In early 2013, the Big Lottery Fund and Big Society Capital commissioned a report into the future of social investment, with particular regard to the infrastructure that supports the market.

This report - Angels in the Architecture - explores the evolution, characteristics and infrastructure of other markets and draws lessons which could help the development of social investment. This includes acknowledging the time it takes for an emerging market to reach maturity, what is meant by 'infrastructure', the role of subsidy, the significance of governance, ownership and business models, tensions between social and financial value, the role of tax incentives, the need for honesty about return expectations and the importance of cultural and political factors.

The report then explores what we mean by social investment and the characteristics of the current market (with uncertain demand, concentrated supply, difficult intermediation, imperfect information, troubling cultural factors and a significant role for government).  It also looks at tensions in the marketplace, including diverse perspectives, ideology and politics, views on the pace of change, the nature of investors and the underlying business models of the social sector. It then goes beyond these towards more common ground and what a more effective market or ‘better place’ might look like.
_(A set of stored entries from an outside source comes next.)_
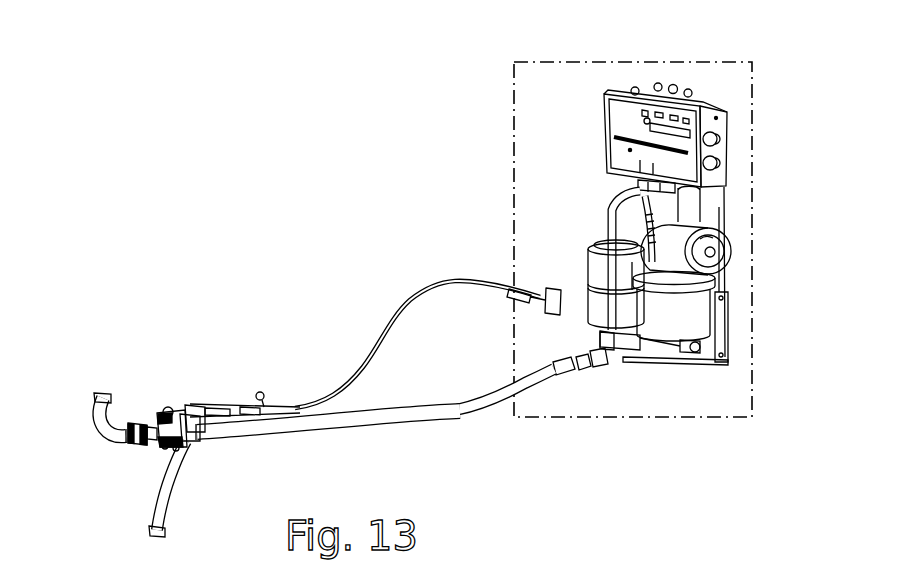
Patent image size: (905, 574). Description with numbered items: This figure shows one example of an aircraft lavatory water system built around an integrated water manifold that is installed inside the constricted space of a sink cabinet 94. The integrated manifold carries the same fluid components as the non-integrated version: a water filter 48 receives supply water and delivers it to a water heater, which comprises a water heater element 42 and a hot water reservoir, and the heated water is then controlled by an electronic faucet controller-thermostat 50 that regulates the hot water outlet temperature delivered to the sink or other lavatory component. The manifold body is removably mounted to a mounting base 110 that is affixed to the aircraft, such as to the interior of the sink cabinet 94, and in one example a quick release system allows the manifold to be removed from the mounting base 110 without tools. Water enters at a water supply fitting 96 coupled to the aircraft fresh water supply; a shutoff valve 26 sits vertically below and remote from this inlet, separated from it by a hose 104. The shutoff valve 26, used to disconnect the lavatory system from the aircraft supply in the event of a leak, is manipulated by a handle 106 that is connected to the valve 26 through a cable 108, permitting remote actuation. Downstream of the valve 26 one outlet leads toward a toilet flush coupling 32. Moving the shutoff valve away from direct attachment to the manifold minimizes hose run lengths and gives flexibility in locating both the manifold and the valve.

The sink cabinet 94 is at (727, 117).
The electronic faucet controller-thermostat 50 is at (607, 124).
The water filter 48 is at (588, 255).
The water heater element 42 is at (731, 249).
The mounting base 110 is at (724, 213).
The water supply fitting 96 is at (150, 512).
The hose 104 is at (475, 407).
The handle 106 is at (505, 379).
The cable 108 is at (377, 343).
The shutoff valve 26 is at (167, 413).
The toilet flush coupling 32 is at (97, 402).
The report takes stock of the current market infrastructure and identifies priorities for the future (including data and information provision, product development, some brokerage and advisory services and mechanisms for collaborating). This leads to a number of targeted recommendations, in particular, that:


  • advocates of social investment should ensure that the rhetoric around the market more adequately reflects the stage of development of the market;
  • the Big Lottery Fund and Big Society Capital should consider how they support priorities for market infrastructure through ‘concessionary’ capital or a voucher model, while staying mindful of directing resources away from the frontlines; 
  • potential funders‘ conditions encourage the most appropriate ownership, governance, transparency and accountability standards; support a diversity of organisations, leverage other resources; and encourage collaboration; 
  • emerging infrastructure bodies should carefully consider governance, ownership, transparency and accountability standards, and provide greater clarity on whether they seek to support access to finance for the social sector, on one hand, or social or impact investment on the other.

When it comes to financing social enterprises, we can all too often lose perspective, as the devil is in the detail. So we need angels in the architecture.